Despite the con that was the purpose of our visit being cancelled, roommate extraordinaire Carrie and I ventured to Milwaukee anyway. We had four nights in a nice hotel booked cheap and it seemed a shame to waste them. At the very least, it sounded like a good idea to just get out of the cornfield for a bit.

We didn’t have a concrete plan to do anything. Oh, we had ideas and got even more from the very nice concierge in the hotel. We thought maybe we’d go to the museum or possibly walk a block over and go shopping.

Instead, we did basically nothing. From Thursday at about five o’clock in the evening when we checked in until Monday at around ten o’clock in the morning when we checked out we didn’t even leave the hotel.

And it was glorious!

After spending the day on trains (the first one being late enough that we had to run to make our second one and that was not a great time), we had room service. The next day, Friday, we were totally going to go downstairs to eat in the pub, but instead we got all caught up in a How It’s Made marathon on the Science Channel and ordered in pizza instead. Thus began our food drawer. We stashed the left over pizza and breadsticks in the dresser along with some of the snacks we’d brought along because we are experienced travelers. After that, any extra food went into the drawer for later.

Milwaukee Christmas tree

It’s very pretty for existing before Thanksgiving.

Saturday, after receiving passive-aggressive notes from housekeeping (okay, not really; they slipped a card under our door saying they were honoring our Do Not Disturb sign and if we needed anything to call them), we left the hotel room so they could come in and do a bit of tidying, which was mostly them just making the beds and putting in new towels because the room was so nice we didn’t want to do anything to mar it. We admired the Christmas tree in the lobby (which had been lit for the first time that day in a ceremony that we missed because it’s not Thanksgiving yet and I acknowledge nothing Santa-related before then), Carrie got some Starbucks, and we hung out in the lounge before finally heading to the pub.

At the pub we enjoyed a fish fry and cheese curds (when in Wisconsin!) and I had a fantastic pumpkin ale which was why we ended up going back to the pub again on Sunday. That second visit I got to watch three NFL games while enjoying my ale and onion rings and chicken tenders.

In addition to the pub and watching more of How It’s Made (that show is just fascinating; I never before contemplated unicycle wheel hubs), Sunday was momentous as I had for the first time in my 34 years a Starbucks coffee. I liked it well enough and didn’t die.
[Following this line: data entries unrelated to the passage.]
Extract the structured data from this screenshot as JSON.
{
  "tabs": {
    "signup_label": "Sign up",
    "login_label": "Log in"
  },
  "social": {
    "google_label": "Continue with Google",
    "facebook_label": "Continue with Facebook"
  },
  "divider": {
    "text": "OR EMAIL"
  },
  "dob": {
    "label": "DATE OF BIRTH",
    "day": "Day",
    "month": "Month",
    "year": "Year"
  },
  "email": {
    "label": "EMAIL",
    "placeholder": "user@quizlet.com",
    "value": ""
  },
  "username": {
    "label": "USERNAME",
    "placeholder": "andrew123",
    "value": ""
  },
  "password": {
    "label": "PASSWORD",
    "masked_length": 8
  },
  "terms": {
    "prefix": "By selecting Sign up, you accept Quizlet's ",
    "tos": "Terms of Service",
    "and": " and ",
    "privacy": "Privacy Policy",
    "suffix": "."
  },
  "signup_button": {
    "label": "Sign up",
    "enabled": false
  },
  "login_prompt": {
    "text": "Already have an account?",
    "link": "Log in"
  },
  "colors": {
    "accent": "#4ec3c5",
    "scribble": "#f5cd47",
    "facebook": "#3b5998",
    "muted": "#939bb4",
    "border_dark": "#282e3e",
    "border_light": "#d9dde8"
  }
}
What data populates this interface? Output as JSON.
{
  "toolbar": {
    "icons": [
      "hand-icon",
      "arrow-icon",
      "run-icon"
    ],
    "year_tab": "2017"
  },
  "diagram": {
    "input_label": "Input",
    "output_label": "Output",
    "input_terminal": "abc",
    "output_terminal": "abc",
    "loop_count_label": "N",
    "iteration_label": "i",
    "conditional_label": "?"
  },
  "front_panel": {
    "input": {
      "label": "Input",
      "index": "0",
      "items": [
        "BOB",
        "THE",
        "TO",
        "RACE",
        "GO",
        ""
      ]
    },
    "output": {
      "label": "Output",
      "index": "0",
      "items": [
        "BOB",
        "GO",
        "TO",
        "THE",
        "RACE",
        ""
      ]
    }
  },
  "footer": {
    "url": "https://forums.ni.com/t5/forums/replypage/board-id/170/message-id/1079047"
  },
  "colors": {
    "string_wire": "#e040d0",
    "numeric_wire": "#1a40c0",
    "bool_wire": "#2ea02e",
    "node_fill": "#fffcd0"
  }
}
It was a salted caramel mocha and I wanted to add pretzels to it.

I miss the food drawer.

I miss the food drawer.

Monday, we bid goodbye to our now empty food drawer and our fabulous view and the seemingly endless episodes of How It’s Made (we watched several episodes before leaving that morning, too, as our love had grown so strong), and trained on out of there, making a stop at Union Station for lunch with my amazing friend Harry, before finally arriving home to find the cornfield really friggin’ windy.

I think most people would find our vacation to be incredibly dull and a missed opportunity to see all sorts of Milwaukee things, but to Carrie and I, it was relaxing. For me, it was the equivalent of floating in a warm pool for several hours. Refreshing.

So don’t knock it until you’ve gone someplace else and done nothing.